Figure 4. H2 sampling results for duplicate copper exposure experiments in anoxic 5.0 mol kg−1 NaCl(aq) and 5 mmol kg−1 citrate buffer solution (pHinitial = 5.1). (a) Bath temperature, (b) H2 evolution and corresponding corrosion rates, and (c) cumulative H2 evolved and corresponding maximum corrosion.
Summary
A new method is presented using a H2 probe to establish bounding corrosion rates for copper metal in anoxic aqueous media. This approach allows the thermodynamics of the system to be disregarded for the purpose of establishing practical, data-based values to support the safety arguments for copper in nuclear waste containers. Such values have previously remained elusive.

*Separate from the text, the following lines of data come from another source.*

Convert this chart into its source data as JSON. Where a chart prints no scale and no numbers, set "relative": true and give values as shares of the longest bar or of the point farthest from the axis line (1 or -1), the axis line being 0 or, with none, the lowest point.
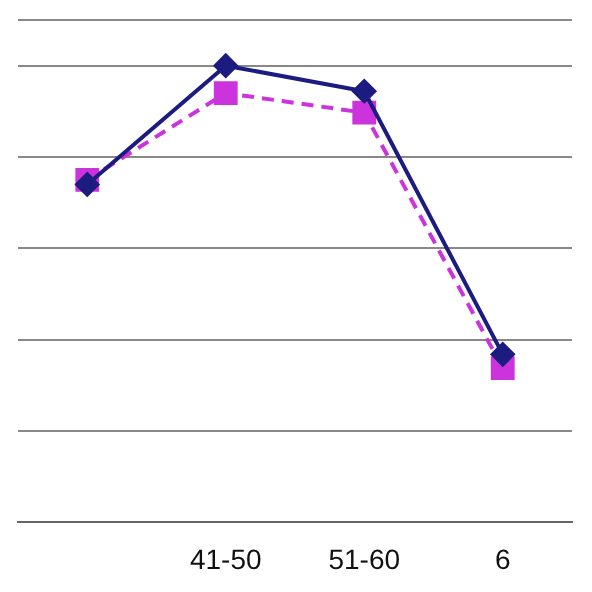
{
  "chart_data": {
    "type": "line",
    "categories": [
      null,
      "41-50",
      "51-60",
      "6"
    ],
    "relative": true,
    "grid": "y",
    "series": [
      {
        "color": "#1c1c80",
        "values": [
          0.74,
          1,
          0.944,
          0.368
        ],
        "marker": "diamond",
        "line_style": "solid"
      },
      {
        "color": "#cc33dd",
        "values": [
          0.75,
          0.94,
          0.897,
          0.338
        ],
        "marker": "square",
        "line_style": "dashed"
      }
    ]
  }
}
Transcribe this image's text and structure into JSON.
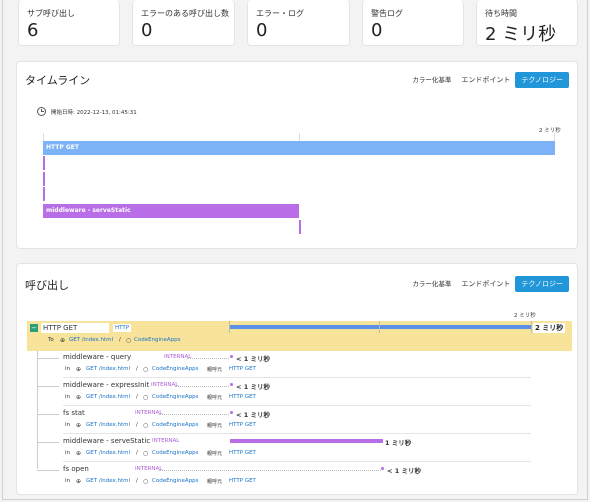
{
  "stats": [
    {
      "label": "サブ呼び出し",
      "value": "6"
    },
    {
      "label": "エラーのある呼び出し数",
      "value": "0"
    },
    {
      "label": "エラー・ログ",
      "value": "0"
    },
    {
      "label": "警告ログ",
      "value": "0"
    },
    {
      "label": "待ち時間",
      "value": "2 ミリ秒"
    }
  ],
  "segmented": {
    "color": "カラー化基準",
    "endpoint": "エンドポイント",
    "tech": "テクノロジー"
  },
  "timeline": {
    "title": "タイムライン",
    "start_label": "開始日時: 2022-12-13, 01:45:31",
    "scale_max": "2 ミリ秒",
    "bars": [
      {
        "name": "HTTP GET",
        "color": "#7cb3f7"
      },
      {
        "name": "middleware - serveStatic",
        "color": "#b76ee6"
      }
    ]
  },
  "calls": {
    "title": "呼び出し",
    "scale_max": "2 ミリ秒",
    "root": {
      "name": "HTTP GET",
      "tag": "HTTP",
      "to_label": "To",
      "path": "GET /index.html",
      "sep": "/",
      "app": "CodeEngineApps",
      "duration": "2 ミリ秒",
      "toggle": "−"
    },
    "rows": [
      {
        "name": "middleware - query",
        "tag": "INTERNAL",
        "duration": "< 1 ミリ秒",
        "in": "in",
        "path": "GET /index.html",
        "sep": "/",
        "app": "CodeEngineApps",
        "caller_label": "親呼元",
        "caller": "HTTP GET"
      },
      {
        "name": "middleware - expressInit",
        "tag": "INTERNAL",
        "duration": "< 1 ミリ秒",
        "in": "in",
        "path": "GET /index.html",
        "sep": "/",
        "app": "CodeEngineApps",
        "caller_label": "親呼元",
        "caller": "HTTP GET"
      },
      {
        "name": "fs stat",
        "tag": "INTERNAL",
        "duration": "< 1 ミリ秒",
        "in": "in",
        "path": "GET /index.html",
        "sep": "/",
        "app": "CodeEngineApps",
        "caller_label": "親呼元",
        "caller": "HTTP GET"
      },
      {
        "name": "middleware - serveStatic",
        "tag": "INTERNAL",
        "duration": "1 ミリ秒",
        "in": "in",
        "path": "GET /index.html",
        "sep": "/",
        "app": "CodeEngineApps",
        "caller_label": "親呼元",
        "caller": "HTTP GET"
      },
      {
        "name": "fs open",
        "tag": "INTERNAL",
        "duration": "< 1 ミリ秒",
        "in": "in",
        "path": "GET /index.html",
        "sep": "/",
        "app": "CodeEngineApps",
        "caller_label": "親呼元",
        "caller": "HTTP GET"
      }
    ]
  },
  "colors": {
    "accent": "#2196d9",
    "http": "#7cb3f7",
    "internal": "#b76ee6",
    "highlight": "#f7e39a"
  }
}
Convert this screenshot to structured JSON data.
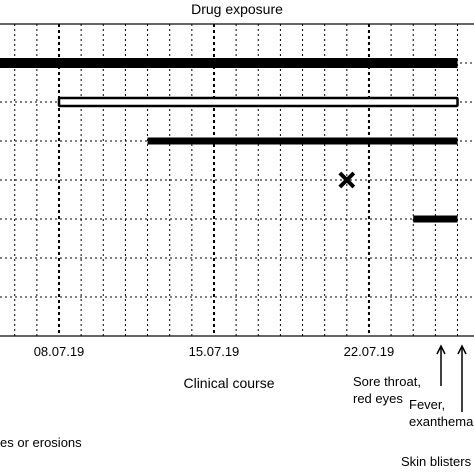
{
  "chart_data": {
    "type": "timeline",
    "title": "Drug exposure",
    "xlabel": "Clinical course",
    "ylabel": "",
    "grid": true,
    "x_axis": {
      "unit": "days",
      "day_range": [
        -4,
        26
      ],
      "major_ticks": [
        {
          "day": 8,
          "label": "08.07.19"
        },
        {
          "day": 15,
          "label": "15.07.19"
        },
        {
          "day": 22,
          "label": "22.07.19"
        }
      ]
    },
    "rows": 7,
    "series": [
      {
        "row": 1,
        "style": "solid-thick",
        "start_day": -4,
        "end_day": 26
      },
      {
        "row": 2,
        "style": "outline",
        "start_day": 8,
        "end_day": 26
      },
      {
        "row": 3,
        "style": "solid",
        "start_day": 12,
        "end_day": 26
      },
      {
        "row": 4,
        "style": "cross-marker",
        "day": 21
      },
      {
        "row": 5,
        "style": "solid",
        "start_day": 24,
        "end_day": 26
      }
    ],
    "annotations": [
      {
        "text_lines": [
          "Sore throat,",
          "red eyes"
        ],
        "day": 24
      },
      {
        "text_lines": [
          "Fever,",
          "exanthema"
        ],
        "day": 25
      },
      {
        "text_lines": [
          "Skin blisters"
        ],
        "day": 26
      },
      {
        "text_lines": [
          "es or erosions"
        ],
        "day": -4
      }
    ]
  }
}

Preliminary results are shown for copper in pure water and buffered NaCl(aq) solutions over the range 0.25–5.0 mol kg−1. The results show excellent precision of the measurement itself and reveal an ability to capture short-lived spikes of hydrogen evolution throughout the multi-month experiment. Negligible hydrogen was detected below 50°C, the temperature below which repositories will persist after 7500 a. At 75°C, hydrogen evolution rates tend to decrease over time, even if occasional high transient values occur.
Acknowledgments
This work was funded by the Nuclear Waste Management Organization (NWMO).